Where Have All The PCs Gone?

We wrote earlier about the shrinking share of PCs shipped with “7”. This could give a clue about what is happening:
“These systems are not recommended for the average PC user. Above average technical experience with PCs and software are typically required to install the software and drivers needed to make these systems fully functional.

These models should not be purchased if you plan to install any volume licensed version of a Microsoft Windows operating system. For information on Microsoft Windows volume licensing rights please contact Microsoft.

ThinkPad models without an operating system preload are not eligible for special promotions such as, but not limited to: ecoupons, limited time offers, component discounts, etc.”

see Lenovo – ThinkPad laptops with no operating system

Apparently there is a significant demand for PCs without M$’s “tax” and these machines are not intended for businesses who are big customers of M$. They are likely getting GNU/Linux installed.

One wonders what “volume licensing” with M$ is about if a PC without an OS does not work? Is M$ asking businesses to pay twice for a licence, once when purchasing the PC and again when making the “volume licensing” agreement? Here’s what M$ says about that:

  • If you plan to buy five or more software licenses, Microsoft offers price advantages for volume purchasing.
  • Desktop PC Operating Systems–Per-Copy, Per-Device License
    You must acquire a license for each device on or from which you access or use the software (locally and remotely). You may install only one copy on the device. You may install that copy on the host operating system or in a virtual (or otherwise emulated) hardware system. In Volume Licensing, the desktop PC operating system license is an upgrade license. You may only acquire upgrade licenses for devices for which you have already licensed a qualifying operating system. A list of qualifying operating systems that qualify for an upgrade license is contained in the Product List, which you can find at
    If you acquire Software Assurance, you have the right to use Windows 7 Enterprise Edition on the device instead of Windows 7 Professional. This also permits you to run up to four additional copies or instances on the device.

None of that makes any sense to me. The trolls call GNU/Linux complicated. All the complexity of GNU/Linux pales in comparison to the choices M$ offers. Of course complexity kills. I don’t see anywhere in that document where M$ requires a customer to purchase software with a PC, yet Lenovo discourages that. The mystery continues. Where have all the PCs gone that ship without “7”?

About Robert Pogson

I am a retired teacher in Canada. I taught in the subject areas where I have worked for almost forty years: maths, physics, chemistry and computers. I love hunting, fishing, picking berries and mushrooms, too.
This entry was posted in technology. Bookmark the permalink.

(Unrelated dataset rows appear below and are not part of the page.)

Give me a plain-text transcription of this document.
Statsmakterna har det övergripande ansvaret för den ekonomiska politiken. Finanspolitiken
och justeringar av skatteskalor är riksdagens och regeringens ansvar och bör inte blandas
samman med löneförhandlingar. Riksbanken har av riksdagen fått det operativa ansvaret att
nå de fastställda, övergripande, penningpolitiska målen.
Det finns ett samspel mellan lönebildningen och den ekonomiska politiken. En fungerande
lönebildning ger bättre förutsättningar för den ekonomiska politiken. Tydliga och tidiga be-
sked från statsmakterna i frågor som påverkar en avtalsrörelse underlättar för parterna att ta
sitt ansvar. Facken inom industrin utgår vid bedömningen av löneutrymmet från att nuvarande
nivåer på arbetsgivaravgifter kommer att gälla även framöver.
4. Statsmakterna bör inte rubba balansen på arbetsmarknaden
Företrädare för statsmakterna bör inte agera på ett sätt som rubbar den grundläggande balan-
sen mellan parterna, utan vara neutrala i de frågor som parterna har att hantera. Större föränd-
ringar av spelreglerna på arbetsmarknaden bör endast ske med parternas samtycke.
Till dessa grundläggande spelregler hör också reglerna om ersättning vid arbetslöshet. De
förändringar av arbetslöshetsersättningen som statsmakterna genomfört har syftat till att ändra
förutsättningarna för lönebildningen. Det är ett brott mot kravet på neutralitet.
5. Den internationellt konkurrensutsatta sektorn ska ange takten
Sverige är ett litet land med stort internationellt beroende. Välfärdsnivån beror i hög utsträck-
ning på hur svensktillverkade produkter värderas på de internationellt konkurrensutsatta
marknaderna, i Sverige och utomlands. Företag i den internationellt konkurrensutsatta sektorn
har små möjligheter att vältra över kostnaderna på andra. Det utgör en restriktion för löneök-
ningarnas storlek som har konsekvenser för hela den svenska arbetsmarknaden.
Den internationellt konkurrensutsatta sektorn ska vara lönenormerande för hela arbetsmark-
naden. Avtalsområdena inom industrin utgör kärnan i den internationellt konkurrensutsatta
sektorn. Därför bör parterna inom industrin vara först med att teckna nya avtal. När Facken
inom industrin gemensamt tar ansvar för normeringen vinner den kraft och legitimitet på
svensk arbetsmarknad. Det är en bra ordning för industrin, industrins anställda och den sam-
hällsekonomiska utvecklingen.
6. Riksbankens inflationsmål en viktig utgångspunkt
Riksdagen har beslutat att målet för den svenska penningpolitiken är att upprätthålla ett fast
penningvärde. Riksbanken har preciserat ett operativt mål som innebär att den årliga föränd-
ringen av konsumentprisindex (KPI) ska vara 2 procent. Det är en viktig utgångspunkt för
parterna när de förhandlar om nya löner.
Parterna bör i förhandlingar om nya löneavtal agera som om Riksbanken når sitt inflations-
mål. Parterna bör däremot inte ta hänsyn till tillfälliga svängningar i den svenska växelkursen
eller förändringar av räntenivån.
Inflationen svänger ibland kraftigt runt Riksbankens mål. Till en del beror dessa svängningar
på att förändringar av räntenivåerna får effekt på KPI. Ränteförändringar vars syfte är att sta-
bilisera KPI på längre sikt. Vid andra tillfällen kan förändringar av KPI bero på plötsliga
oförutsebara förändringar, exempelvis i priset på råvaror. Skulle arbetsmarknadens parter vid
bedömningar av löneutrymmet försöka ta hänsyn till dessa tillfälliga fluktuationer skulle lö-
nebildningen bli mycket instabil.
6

6 Responses to Where Have All The PCs Gone?

  1. Wahoo says:

    At our company, Windows PCs are purchased mostly from Dell but also from other vendors including Apple. All the bosses flaunt their Mac Book Air machines.

    Before a PC machine is given to an employee, someone from the IT group “ghosts” (as they call it) the OS and other product images like Office onto it to make it comply with whatever the flavor of the month/year may be for the department involved. We have a bunch of VPN key coded stuff as well as some business apps proprietary to our company as well.

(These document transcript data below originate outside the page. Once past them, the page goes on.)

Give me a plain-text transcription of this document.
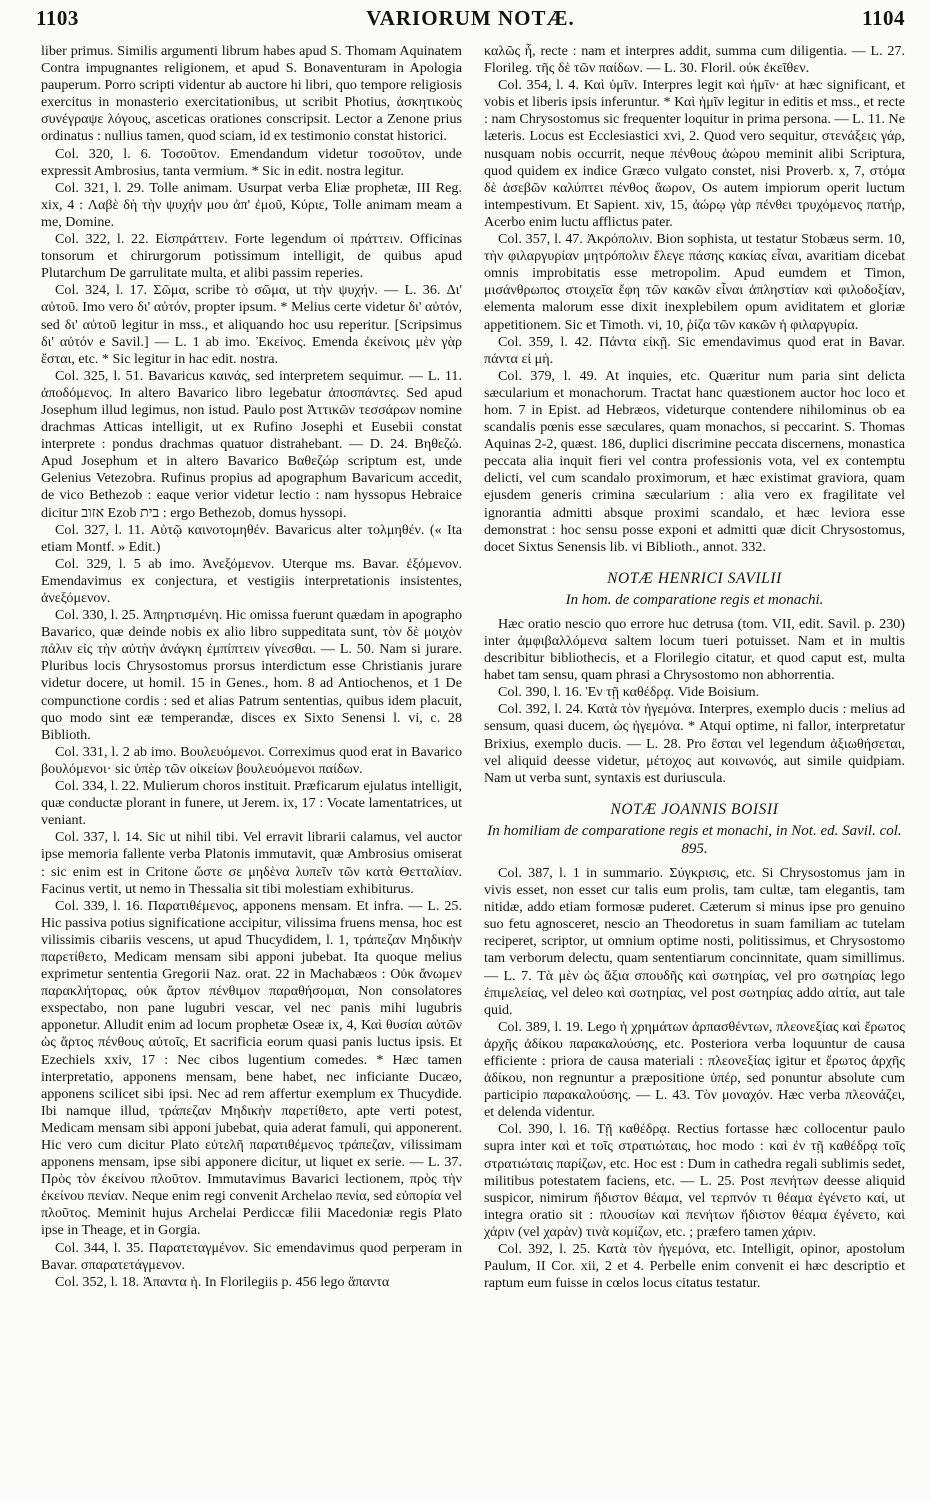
1103	VARIORUM NOTÆ.	1104

liber primus. Similis argumenti librum habes apud S. Thomam Aquinatem Contra impugnantes religionem, et apud S. Bonaventuram in Apologia pauperum. Porro scripti videntur ab auctore hi libri, quo tempore religiosis exercitus in monasterio exercitationibus, ut scribit Photius, ἀσκητικοὺς συνέγραψε λόγους, asceticas orationes conscripsit. Lector a Zenone prius ordinatus : nullius tamen, quod sciam, id ex testimonio constat historici.

Col. 320, l. 6. Τοσοῦτον. Emendandum videtur τοσοῦτον, unde expressit Ambrosius, tanta vermium. * Sic in edit. nostra legitur.

Col. 321, l. 29. Tolle animam. Usurpat verba Eliæ prophetæ, III Reg. xix, 4 : Λαβὲ δὴ τὴν ψυχήν μου ἀπ' ἐμοῦ, Κύριε, Tolle animam meam a me, Domine.

Col. 322, l. 22. Εἰσπράττειν. Forte legendum οἱ πράττειν. Officinas tonsorum et chirurgorum potissimum intelligit, de quibus apud Plutarchum De garrulitate multa, et alibi passim reperies.

Col. 324, l. 17. Σῶμα, scribe τὸ σῶμα, ut τὴν ψυχήν. — L. 36. Δι' αὐτοῦ. Imo vero δι' αὐτόν, propter ipsum. * Melius certe videtur δι' αὐτόν, sed δι' αὐτοῦ legitur in mss., et aliquando hoc usu reperitur. [Scripsimus δι' αὐτόν e Savil.] — L. 1 ab imo. Ἐκείνος. Emenda ἐκείνοις μὲν γὰρ ἔσται, etc. * Sic legitur in hac edit. nostra.

Col. 325, l. 51. Bavaricus καινάς, sed interpretem sequimur. — L. 11. ἀποδόμενος. In altero Bavarico libro legebatur ἀποσπάντες. Sed apud Josephum illud legimus, non istud. Paulo post Ἀττικῶν τεσσάρων nomine drachmas Atticas intelligit, ut ex Rufino Josephi et Eusebii constat interprete : pondus drachmas quatuor distrahebant. — D. 24. Βηθεζώ. Apud Josephum et in altero Bavarico Βαθεζώρ scriptum est, unde Gelenius Vetezobra. Rufinus propius ad apographum Bavaricum accedit, de vico Bethezob : eaque verior videtur lectio : nam hyssopus Hebraice dicitur אזוב Ezob בית : ergo Bethezob, domus hyssopi.

Col. 327, l. 11. Αὐτῷ καινοτομηθέν. Bavaricus alter τολμηθέν. (« Ita etiam Montf. » Edit.)

Col. 329, l. 5 ab imo. Ἀνεξόμενον. Uterque ms. Bavar. ἐξόμενον. Emendavimus ex conjectura, et vestigiis interpretationis insistentes, ἀνεξόμενον.

Col. 330, l. 25. Ἀπηρτισμένη. Hic omissa fuerunt quædam in apographo Bavarico, quæ deinde nobis ex alio libro suppeditata sunt, τὸν δὲ μοιχὸν πάλιν εἰς τὴν αὐτὴν ἀνάγκη ἐμπίπτειν γίνεσθαι. — L. 50. Nam si jurare. Pluribus locis Chrysostomus prorsus interdictum esse Christianis jurare videtur docere, ut homil. 15 in Genes., hom. 8 ad Antiochenos, et 1 De compunctione cordis : sed et alias Patrum sententias, quibus idem placuit, quo modo sint eæ temperandæ, disces ex Sixto Senensi l. vi, c. 28 Biblioth.

Col. 331, l. 2 ab imo. Βουλευόμενοι. Correximus quod erat in Bavarico βουλόμενοι· sic ὑπὲρ τῶν οἰκείων βουλευόμενοι παίδων.

Col. 334, l. 22. Mulierum choros instituit. Præficarum ejulatus intelligit, quæ conductæ plorant in funere, ut Jerem. ix, 17 : Vocate lamentatrices, ut veniant.

Col. 337, l. 14. Sic ut nihil tibi. Vel erravit librarii calamus, vel auctor ipse memoria fallente verba Platonis immutavit, quæ Ambrosius omiserat : sic enim est in Critone ὥστε σε μηδὲνα λυπεῖν τῶν κατὰ Θετταλίαν. Facinus vertit, ut nemo in Thessalia sit tibi molestiam exhibiturus.

Col. 339, l. 16. Παρατιθέμενος, apponens mensam. Et infra. — L. 25. Hic passiva potius significatione accipitur, vilissima fruens mensa, hoc est vilissimis cibariis vescens, ut apud Thucydidem, l. 1, τράπεζαν Μηδικὴν παρετίθετο, Medicam mensam sibi apponi jubebat. Ita quoque melius exprimetur sententia Gregorii Naz. orat. 22 in Machabæos : Οὐκ ἄνωμεν παρακλήτορας, οὐκ ἄρτον πένθιμον παραθήσομαι, Non consolatores exspectabo, non pane lugubri vescar, vel nec panis mihi lugubris apponetur. Alludit enim ad locum prophetæ Oseæ ix, 4, Καὶ θυσίαι αὐτῶν ὡς ἄρτος πένθους αὐτοῖς, Et sacrificia eorum quasi panis luctus ipsis. Et Ezechiels xxiv, 17 : Nec cibos lugentium comedes. * Hæc tamen interpretatio, apponens mensam, bene habet, nec inficiante Ducæo, apponens scilicet sibi ipsi. Nec ad rem affertur exemplum ex Thucydide. Ibi namque illud, τράπεζαν Μηδικὴν παρετίθετο, apte verti potest, Medicam mensam sibi apponi jubebat, quia aderat famuli, qui apponerent. Hic vero cum dicitur Plato εὐτελῆ παρατιθέμενος τράπεζαν, vilissimam apponens mensam, ipse sibi apponere dicitur, ut liquet ex serie. — L. 37. Πρὸς τὸν ἐκείνου πλοῦτον. Immutavimus Bavarici lectionem, πρὸς τὴν ἐκείνου πενίαν. Neque enim regi convenit Archelao πενία, sed εὐπορία vel πλοῦτος. Meminit hujus Archelai Perdiccæ filii Macedoniæ regis Plato ipse in Theage, et in Gorgia.

Col. 344, l. 35. Παρατεταγμένον. Sic emendavimus quod perperam in Bavar. σπαρατετάγμενον.

Col. 352, l. 18. Ἀπαντα ἡ. In Florilegiis p. 456 lego ἅπαντα

καλῶς ἦ, recte : nam et interpres addit, summa cum diligentia. — L. 27. Florileg. τῆς δὲ τῶν παίδων. — L. 30. Floril. οὐκ ἐκεῖθεν.

Col. 354, l. 4. Καὶ ὑμῖν. Interpres legit καὶ ἡμῖν· at hæc significant, et vobis et liberis ipsis inferuntur. * Καὶ ἡμῖν legitur in editis et mss., et recte : nam Chrysostomus sic frequenter loquitur in prima persona. — L. 11. Ne læteris. Locus est Ecclesiastici xvi, 2. Quod vero sequitur, στενάξεις γάρ, nusquam nobis occurrit, neque πένθους ἀώρου meminit alibi Scriptura, quod quidem ex indice Græco vulgato constet, nisi Proverb. x, 7, στόμα δὲ ἀσεβῶν καλύπτει πένθος ἄωρον, Os autem impiorum operit luctum intempestivum. Et Sapient. xiv, 15, ἀώρῳ γὰρ πένθει τρυχόμενος πατήρ, Acerbo enim luctu afflictus pater.

Col. 357, l. 47. Ἀκρόπολιν. Bion sophista, ut testatur Stobæus serm. 10, τὴν φιλαργυρίαν μητρόπολιν ἔλεγε πάσης κακίας εἶναι, avaritiam dicebat omnis improbitatis esse metropolim. Apud eumdem et Timon, μισάνθρωπος στοιχεῖα ἔφη τῶν κακῶν εἶναι ἀπληστίαν καὶ φιλοδοξίαν, elementa malorum esse dixit inexplebilem opum aviditatem et gloriæ appetitionem. Sic et Timoth. vi, 10, ῥίζα τῶν κακῶν ἡ φιλαργυρία.

Col. 359, l. 42. Πάντα εἰκῇ. Sic emendavimus quod erat in Bavar. πάντα εἰ μὴ.

Col. 379, l. 49. At inquies, etc. Quæritur num paria sint delicta sæcularium et monachorum. Tractat hanc quæstionem auctor hoc loco et hom. 7 in Epist. ad Hebræos, videturque contendere nihilominus ob ea scandalis pœnis esse sæculares, quam monachos, si peccarint. S. Thomas Aquinas 2-2, quæst. 186, duplici discrimine peccata discernens, monastica peccata alia inquit fieri vel contra professionis vota, vel ex contemptu delicti, vel cum scandalo proximorum, et hæc existimat graviora, quam ejusdem generis crimina sæcularium : alia vero ex fragilitate vel ignorantia admitti absque proximi scandalo, et hæc leviora esse demonstrat : hoc sensu posse exponi et admitti quæ dicit Chrysostomus, docet Sixtus Senensis lib. vi Biblioth., annot. 332.

NOTÆ HENRICI SAVILII
In hom. de comparatione regis et monachi.

Hæc oratio nescio quo errore huc detrusa (tom. VII, edit. Savil. p. 230) inter ἀμφιβαλλόμενα saltem locum tueri potuisset. Nam et in multis describitur bibliothecis, et a Florilegio citatur, et quod caput est, multa habet tam sensu, quam phrasi a Chrysostomo non abhorrentia.

Col. 390, l. 16. Ἐν τῇ καθέδρᾳ. Vide Boisium.

Col. 392, l. 24. Κατὰ τὸν ἡγεμόνα. Interpres, exemplo ducis : melius ad sensum, quasi ducem, ὡς ἡγεμόνα. * Atqui optime, ni fallor, interpretatur Brixius, exemplo ducis. — L. 28. Pro ἔσται vel legendum ἀξιωθήσεται, vel aliquid deesse videtur, μέτοχος aut κοινωνός, aut simile quidpiam. Nam ut verba sunt, syntaxis est duriuscula.

NOTÆ JOANNIS BOISII
In homiliam de comparatione regis et monachi, in Not. ed. Savil. col. 895.

Col. 387, l. 1 in summario. Σύγκρισις, etc. Si Chrysostomus jam in vivis esset, non esset cur talis eum prolis, tam cultæ, tam elegantis, tam nitidæ, addo etiam formosæ puderet. Cæterum si minus ipse pro genuino suo fetu agnosceret, nescio an Theodoretus in suam familiam ac tutelam reciperet, scriptor, ut omnium optime nosti, politissimus, et Chrysostomo tam verborum delectu, quam sententiarum concinnitate, quam simillimus. — L. 7. Τὰ μὲν ὡς ἄξια σπουδῆς καὶ σωτηρίας, vel pro σωτηρίας lego ἐπιμελείας, vel deleo καὶ σωτηρίας, vel post σωτηρίας addo αἰτία, aut tale quid.

Col. 389, l. 19. Lego ἡ χρημάτων ἀρπασθέντων, πλεονεξίας καὶ ἔρωτος ἀρχῆς ἀδίκου παρακαλούσης, etc. Posteriora verba loquuntur de causa efficiente : priora de causa materiali : πλεονεξίας igitur et ἔρωτος ἀρχῆς ἀδίκου, non regnuntur a præpositione ὑπέρ, sed ponuntur absolute cum participio παρακαλούσης. — L. 43. Τὸν μοναχόν. Hæc verba πλεονάζει, et delenda videntur.

Col. 390, l. 16. Τῇ καθέδρᾳ. Rectius fortasse hæc collocentur paulo supra inter καὶ et τοῖς στρατιώταις, hoc modo : καὶ ἐν τῇ καθέδρᾳ τοῖς στρατιώταις παρίζων, etc. Hoc est : Dum in cathedra regali sublimis sedet, militibus potestatem faciens, etc. — L. 25. Post πενήτων deesse aliquid suspicor, nimirum ἥδιστον θέαμα, vel τερπνόν τι θέαμα ἐγένετο καί, ut integra oratio sit : πλουσίων καὶ πενήτων ἥδιστον θέαμα ἐγένετο, καὶ χάριν (vel χαρὰν) τινὰ κομίζων, etc. ; præfero tamen χάριν.

Col. 392, l. 25. Κατὰ τὸν ἡγεμόνα, etc. Intelligit, opinor, apostolum Paulum, II Cor. xii, 2 et 4. Perbelle enim convenit ei hæc descriptio et raptum eum fuisse in cœlos locus citatus testatur.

    If something breaks, the IT guys fix it themselves from parts that we have on hand from the OEM. The guy that does our department told me that he went to the Dell school for the same training as they give their own techs and that we get a discount based on doing our own service.

  2. oiaohm says:

    WindowsFan and Phenom. MS volume License Windows is only upgrade by terms of license.
    So computer should have its own windows license.

    The big advantage of volume is two things. One the means to deploy images accross machines without jumping threw a 1001 hops.

    Number to KMS version has to connect to business network every so many days or it de activates.

    Funny enough as long as the OEM COA sticker is on computer it is legal for volume to be installed.

    Yes it way volume license MS Windows is never cheaper. Volume license MS Office can be but its rare to be the case.

    Volume license is about machine management more than anything else.

  3. Phenom says:

    Rudas, the installation of Windows is the same. It is only about the licensing model, with which you justify and activate your installations.

  4. So you have to have a version of Windows pre-installed BEFORE you can install a volume-licensed copy of Windows? Seems both wasteful and fraught with hazards to me, not to mention a waste of hard drive space and time as the Win installer backs up the existing, never-to-be-used-again files from the original install.

  5. So why does Lenovo discourage buying noOS if the business customer is going to buy from M$ anyway?

  6. WindowsFan says:

    Volume licensing agreements are the way that most companies buy Windows software as well as computers. Dell gives huge discounts from their on-line prices to corporations, many of whom have internal service techs trained by Dell as well.

    The details may be murky to individual users, but the business buyers have been doing this for years and do not have any problem.